MIT Sloan team introduces ‘rocket science’ to fast-fashion retailing

Sophisticated models boost bottom line for firms and choices for shoppers

CAMBRIDGE, Mass., Oct 3, 2007 — The use of mathematical modeling and sophisticated optimization techniques is reaping financial gains for companies and a better shopping experience for customers in the once-staid fashion retail industry, according to MIT Sloan School of Management Professor Jérémie Gallien. Zara, a leading Spanish clothing chain, recently adopted the analytic approach to inventory distribution developed by Gallien and his collaborators UCLA Anderson School of Management Professor Felipe Caro, Juan Correa, and Jose Antonio Ramos, all graduates of the Sloan School.

“The same kind of ‘rocket science’ revolution that occurred on Wall Street more than a decade ago is now hitting retail,” says Gallien. “Because of the volatile demand trends they face, large fashion retail companies were, until recently, driven more by a culture of human judgment, intuition and other ‘left brain’ activities. Now many are also implementing sophisticated optimization models to help them make more intelligent decisions in such important areas as distribution and pricing.”

Zara, which is owned by Inditex, has long relied on the proven ability of its founder and top designers to sense and anticipate market trends, creating an overall decision-making culture that even more driven by intuition than in other companies, making its implementation of mathematical models especially significant. The company is able to get clothing from concept through production and into its stores in as little as six weeks, compared to the six months or even longer it takes traditional retailers.

In September, Inditex beat analysts' forecasts when it reported a 7 percent increase in “like-for-like” sales over the first half of 2007, despite fears of slower economic growth in Spain. A significant portion of that increase could be attributable to the model developed by Gallien, Caro, Correa, and Ramos which Zara deployed that semester. “Performing a controlled pilot field experiment in late 2006 involving a subset of references and half of Zara's store network, we estimated that our inventory optimization model increased sales by 3 to 4 percent,” says Gallien. Zara Chief Financial Officer Miguel Daz confirms: “Our estimate of the financial benefits specifically attributable to the use of that new process when distributing inventory to all our stores worldwide is consistent with that reported for the live pilot.” Díaz also said that this mathematical model “significantly contributes to Zara's strategic goal of improving the scalability of its operations in order to support its continued growth.”

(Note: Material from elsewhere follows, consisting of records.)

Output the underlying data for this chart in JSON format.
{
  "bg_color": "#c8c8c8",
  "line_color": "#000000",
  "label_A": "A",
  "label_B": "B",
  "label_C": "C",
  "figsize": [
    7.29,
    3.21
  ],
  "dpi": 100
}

Customers also benefit from the combination of fast fashion and analytic modeling. “It makes the shopping experience much more interesting and rewarding for the customer,” says Gallien. For example, under his model, inventory is sent to stores where it is most likely to appeal to customers, including more complete sets of sizes to spare customers the frustrating experience of finding a garment they like, only to find it unavailable in their size.

Under the “fast fashion” model, product life cycles are much shorter, meaning that customers see a constant turnover of a store's clothing assortment. “If you go to a store such as the Gap, you're likely to see the same items on display two weeks later, if not for the entire season,” says Gallien. “But at Zara, if you go two weeks apart, you'll have a much more interesting inventory selection. On the other hand, if you don't buy something right away, you may not see it in two weeks, because the stores don't stock too much of any item.”

For this retail strategy to be successful, a retailer must align its total operation, including design, production, customer feedback, and distribution,” says Gallien, which could be a challenge for U.S. retailers. Because European retailers such as Zara and H&M are closer to their production sources, they can achieve such alignment more easily. Nonetheless, he says U.S. retailers could create their own fast-fashion brands, possibly turning to Mexico for production rather than places like China or Bangladesh in order to speed up their design-to-shelf leadtime. Provided U.S. consumers would be ready to pay for the fresher product assortments that fast-fashion offers, which remains to be seen, the higher costs of labor could be offset by greater sales due to more frequent store visits by customers and reduced markdowns.

“Zara's successful implementation of mathematical models may still signal an important opportunity for U.S. retailers, because these quantitative methods may be directly applicable to them” says Gallien. “I'd be very surprised if strategic planners and other leaders of major U.S. retail companies were not very closely scrutinizing that company's success.”